Watching Miguel Andrade’s short film, it’s almost impossible not to think of one of the paradoxes that defines surrealist art. If dreaming is an escape from reality and, at the same time, dreaming is a way of understanding ourselves and decoding our own identity, then isn’t the dream truer than reality itself? Indeed, ‘Umbral‘ is a paradoxical short film, in the sense that it precisely articulates a plunge into a character’s subconscious to explore the logic of the illogic that lies behind the defining gestures of a human destiny. Starting from the pretext of a groundbreaking discovery that could trace the traumatic causes in the soul of a murderer, this project is more than a clever exercise of imagination.
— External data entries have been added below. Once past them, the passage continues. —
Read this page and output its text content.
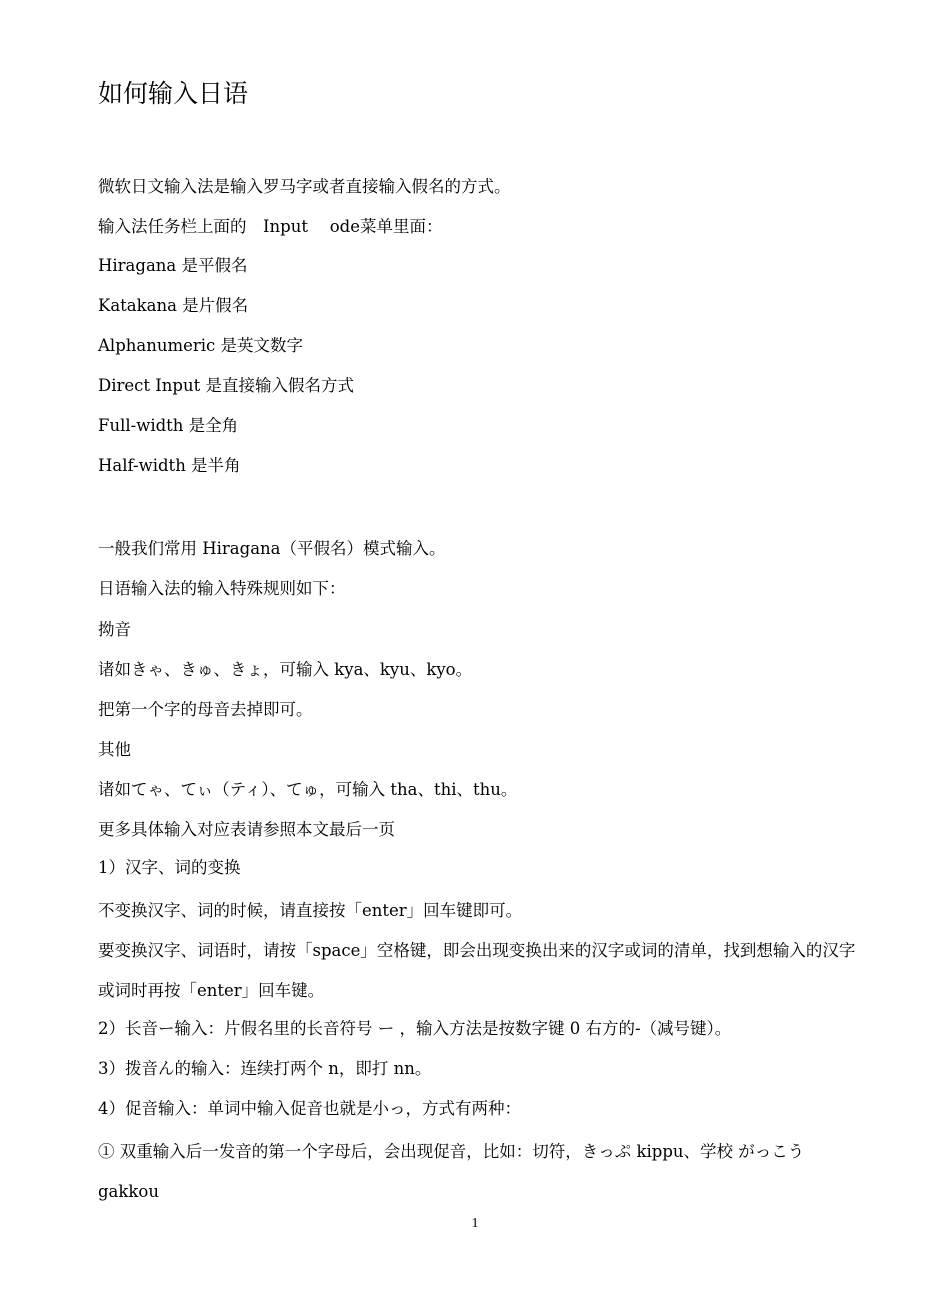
如何输入日语

微软日文输入法是输入罗马字或者直接输入假名的方式。

输入法任务栏上面的　Input　 ode菜单里面：

Hiragana 是平假名

Katakana 是片假名

Alphanumeric 是英文数字

Direct Input 是直接输入假名方式

Full-width 是全角

Half-width 是半角

一般我们常用 Hiragana（平假名）模式输入。

日语输入法的输入特殊规则如下：

拗音

诸如きゃ、きゅ、きょ，可输入 kya、kyu、kyo。

把第一个字的母音去掉即可。

其他

诸如てゃ、てぃ（ティ）、てゅ，可输入 tha、thi、thu。

更多具体输入对应表请参照本文最后一页

1）汉字、词的变换

不变换汉字、词的时候，请直接按「enter」回车键即可。

要变换汉字、词语时，请按「space」空格键，即会出现变换出来的汉字或词的清单，找到想输入的汉字或词时再按「enter」回车键。

2）长音ー输入：片假名里的长音符号 ー ，输入方法是按数字键 0 右方的-（减号键）。

3）拨音ん的输入：连续打两个 n，即打 nn。

4）促音输入：单词中输入促音也就是小っ，方式有两种：

① 双重输入后一发音的第一个字母后，会出现促音，比如：切符，きっぷ kippu、学校 がっこう gakkou

1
It is a cinematic feast, perfect for viewers looking for a provocative and refined experience.

 

If a murderer is, at heart, a wounded child, then who can really be accused of murder? Could detecting the trauma that triggered the killer instinct solve anything? Or prevent a future catastrophe? This is dense film whose complexity can sometimes be inhibiting. But the formula adopted by Miguel Andrade is underpinned by a well-thought-out structural coherence, much to the delight of cinephiles who will be pleased to discover affinities with the baroque of Peter Greenaway’s films or the experimentalism of films like ‘Dogville’ or ‘Mulholland Drive’. Theatricality serves as a constant, or more precisely, a unifying thread throughout this vivid, chaotic, and labyrinthine journey into the soul. In the same way, the characters’ discourse, at times quite ostentatiously poetic, is combined with acting variations on the same script. Everything unfolds like a matryoshka doll, with dreams consuming reality and reality consuming dreams, all wrapped in the form of a detective investigation that ultimately leads the spectator to the answer. Part thriller, part intimate drama, and part cinematic-theatrical experiment where the absurd meets surrealist vibes, ‘Umbral’ is a short film that captivates and undoubtedly rewards the patience of watching it again and again.

 

For its structural complexity and the experimental courage with which the director throws us into the subtle workings of the human mind, ‘Umbral’ was awarded the Film of the Month distinction in the March 2025 edition of TMFF.